The family ate their final meal as a unit that evening before Maria’s journey. Normally, dinner was the highlight of the day when they discussed what had been accomplished since sunrise and what needed to be done the next day. This night was not a bonding and pleasant experience. A sadness permeated the room and replaced family joy and conviviality. No one had an appetite and the trio pecked at their food as they struggled to come to grips with their current situation.
Pieter’s voice broke the silence. “We should be talking and saying things that matter. We should not retreat into silence. To do so means they have won. Maria, you know how much we love you. That goes without saying. But this I do say unto you―do not despair. We will meet again in this life. This is as certain to me as darkness follows sunset. As you make your journey, my child, you will be guided by God’s grace and mercy and the love and memories each of us has shared.”

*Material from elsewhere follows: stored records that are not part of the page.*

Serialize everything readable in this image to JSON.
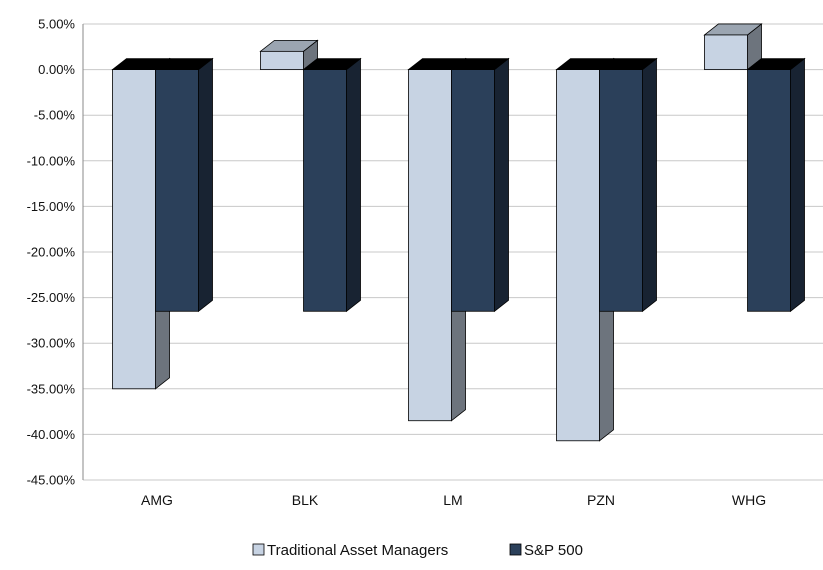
{
  "chart_data": {
    "type": "bar",
    "categories": [
      "AMG",
      "BLK",
      "LM",
      "PZN",
      "WHG"
    ],
    "series": [
      {
        "name": "Traditional Asset Managers",
        "color": "#c7d3e3",
        "values": [
          -35.0,
          2.0,
          -38.5,
          -40.7,
          3.8
        ]
      },
      {
        "name": "S&P 500",
        "color": "#2b405a",
        "values": [
          -26.5,
          -26.5,
          -26.5,
          -26.5,
          -26.5
        ]
      }
    ],
    "title": "",
    "xlabel": "",
    "ylabel": "",
    "ylim": [
      -45,
      5
    ],
    "yticks": [
      5,
      0,
      -5,
      -10,
      -15,
      -20,
      -25,
      -30,
      -35,
      -40,
      -45
    ],
    "ytick_labels": [
      "5.00%",
      "0.00%",
      "-5.00%",
      "-10.00%",
      "-15.00%",
      "-20.00%",
      "-25.00%",
      "-30.00%",
      "-35.00%",
      "-40.00%",
      "-45.00%"
    ],
    "grid": true,
    "legend": "bottom",
    "style": "3d-bar"
  }
}
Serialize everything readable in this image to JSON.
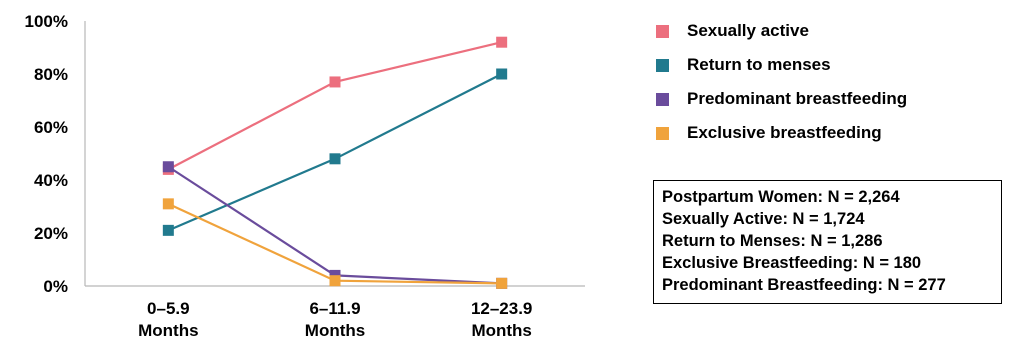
{
  "chart_data": {
    "type": "line",
    "categories": [
      [
        "0–5.9",
        "Months"
      ],
      [
        "6–11.9",
        "Months"
      ],
      [
        "12–23.9",
        "Months"
      ]
    ],
    "y_ticks": [
      "0%",
      "20%",
      "40%",
      "60%",
      "80%",
      "100%"
    ],
    "ylim": [
      0,
      100
    ],
    "grid": false,
    "legend_position": "right",
    "series": [
      {
        "name": "Sexually active",
        "color": "#EC6F7E",
        "values": [
          44,
          77,
          92
        ]
      },
      {
        "name": "Return to menses",
        "color": "#217A8E",
        "values": [
          21,
          48,
          80
        ]
      },
      {
        "name": "Predominant breastfeeding",
        "color": "#6A4C9C",
        "values": [
          45,
          4,
          1
        ]
      },
      {
        "name": "Exclusive breastfeeding",
        "color": "#F0A33C",
        "values": [
          31,
          2,
          1
        ]
      }
    ]
  },
  "notes": [
    "Postpartum Women: N = 2,264",
    "Sexually Active: N = 1,724",
    "Return to Menses: N = 1,286",
    "Exclusive Breastfeeding: N = 180",
    "Predominant Breastfeeding: N = 277"
  ]
}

“Your father has read my heart and my thoughts passed through his lips. I can say it no better. I will add only this. My heart will ache every morning when I set the breakfast table with only two plates. My heart will ache whenever I put logs on the fire and do not see you asleep in your favorite chair with an open textbook on your lap. My heart will ache whenever your father and I sit in a church pew and you are not there between us lifting your voice in praise of our Lord. But most of all I will miss the sparkle in your eyes and your laughter when you are happy. I thank God every day that you are our child. Regardless of what happens, He has blessed us beyond belief.”
Maria cried uncontrollably. The three of them stood and had a final family hug. The emotions in the room were as thick and swirling as piled autumn leaves in a wind gust. That night after darkness replaced the last faint shards of sunlight Maria dressed warmly and slipped on her backpack. Twenty paces down the dirt road she looked back and waved to her parents who were clinched on the front porch wiping away tears. When she could bear it no more, she turned and set one foot in front of another. Her journey and flight to safety had begun.